Access to affordable financial services is also important to individuals and families. In 2017, nearly 10% of Arkansas households were unbanked (meaning they had no checking or savings accounts) and 23% were underbanked (meaning they used alternative services despite having accounts). This was higher than national rates of 7% and 19% - making Arkansas 39st in the nation on this indicator.
And rates were much higher among some groups, with 31% of black or African American households and 24% of Hispanic households underbanked, compared to 17% of white households.
Incarceration can be devastating to families. In 2015, the incarceration rate in Arkansas was 122 per 10,000, up 21% since 2006, making Arkansas 40th in the nation on this indicator.
In addition, Arkansas’ rates were much higher for blacks/African Americans – 270% of the white rate – while the rate for Latinos was about half the white rate. Males were jailed at a rate 5 times above that for females.

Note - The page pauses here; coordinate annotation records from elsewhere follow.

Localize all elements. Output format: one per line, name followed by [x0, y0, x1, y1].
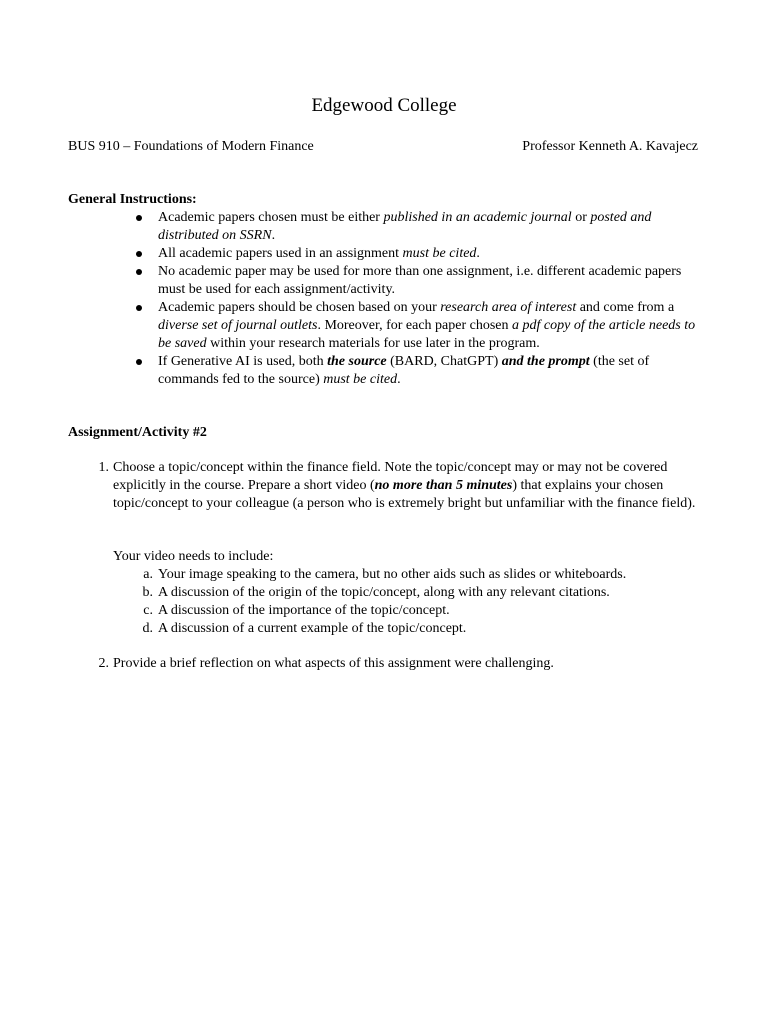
item-text: A discussion of the origin of the topic/concept, along with any relevant citations.: [158, 585, 610, 600]
assignment-heading: Assignment/Activity #2: [68, 425, 207, 440]
video-requirements-intro: Your video needs to include:: [113, 549, 274, 564]
plain-text: Choose a topic/concept within the finance field. Note the topic/concept may or may not be covered explicitly in the course. Prepare a short video (: [113, 460, 668, 493]
emphasis-text: diverse set of journal outlets: [158, 318, 318, 333]
strong-emphasis-text: and the prompt: [501, 354, 590, 369]
plain-text: (BARD, ChatGPT): [386, 354, 502, 369]
emphasis-text: research area of interest: [440, 300, 577, 315]
task-2: [98, 655, 698, 673]
video-requirement-item: [143, 602, 698, 620]
item-text: Your image speaking to the camera, but no other aids such as slides or whiteboards.: [158, 567, 627, 582]
general-instructions-list: [158, 209, 698, 389]
plain-text: ) that explains your chosen topic/concept to your colleague (a person who is extremely bright but unfamiliar with the finance field).: [113, 478, 696, 511]
plain-text: If Generative AI is used, both: [158, 354, 328, 369]
instruction-item: [158, 353, 698, 389]
instruction-item: [158, 299, 698, 353]
college-title: Edgewood College: [311, 95, 457, 116]
professor-name: Professor Kenneth A. Kavajecz: [522, 139, 698, 154]
item-text: A discussion of the importance of the topic/concept.: [158, 603, 450, 618]
emphasis-text: must be cited: [402, 246, 477, 261]
item-marker: a.: [143, 567, 153, 582]
general-instructions-heading: General Instructions:: [68, 192, 197, 207]
item-marker: c.: [143, 603, 153, 618]
plain-text: .: [476, 246, 480, 261]
video-requirements-list: [142, 566, 698, 638]
plain-text: within your research materials for use later in the program.: [206, 336, 540, 351]
plain-text: All academic papers used in an assignment: [158, 246, 403, 261]
task-2-number: 2.: [98, 656, 109, 671]
item-text: A discussion of a current example of the topic/concept.: [158, 621, 467, 636]
plain-text: and come from a: [576, 300, 675, 315]
plain-text: .: [271, 228, 276, 243]
emphasis-text: must be cited: [323, 372, 398, 387]
task-1: [98, 459, 698, 513]
plain-text: Academic papers chosen must be either: [158, 210, 384, 225]
strong-emphasis-text: no more than 5 minutes: [374, 478, 513, 493]
plain-text: (the set of commands fed to the source): [158, 354, 650, 387]
video-requirement-item: [143, 566, 698, 584]
plain-text: .: [397, 372, 401, 387]
item-marker: b.: [142, 585, 153, 600]
plain-text: Academic papers should be chosen based on your: [158, 300, 441, 315]
instruction-item: [158, 209, 698, 245]
emphasis-text: posted and distributed on SSRN: [158, 210, 652, 243]
strong-emphasis-text: the source: [327, 354, 387, 369]
video-requirement-item: [142, 584, 698, 602]
emphasis-text: published in an academic journal: [383, 210, 572, 225]
video-requirement-item: [142, 620, 698, 638]
task-1-text: [113, 460, 695, 511]
instruction-item: [158, 263, 698, 299]
emphasis-text: a pdf copy of the article needs to be saved: [158, 318, 696, 351]
plain-text: . Moreover, for each paper chosen: [317, 318, 513, 333]
task-1-number: 1.: [98, 460, 109, 475]
task-2-text: Provide a brief reflection on what aspects of this assignment were challenging.: [113, 656, 554, 671]
plain-text: No academic paper may be used for more than one assignment, i.e. different academic papers must be used for each assignment/activity.: [158, 264, 682, 297]
instruction-item: [158, 245, 698, 263]
course-title: BUS 910 – Foundations of Modern Finance: [68, 139, 314, 154]
item-marker: d.: [142, 621, 153, 636]
plain-text: or: [571, 210, 591, 225]
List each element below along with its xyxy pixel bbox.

Housing is generally affordable in Arkansas, and homelessness low. The homeownership rate was 66%, higher than the national rate, and the state’s low rate of homelessness put it at 19th in the nation. The housing affordability ratio of 2.7 put Arkansas 10th in the nation for affordable housing, and rent was fairly affordable as well, consuming on average 30% of income.
However, homeownership was much lower among African Americans (43%) and Hispanics (50%) and housing less affordable for these groups. Rent, for example, consumed 35% of income for African Americans.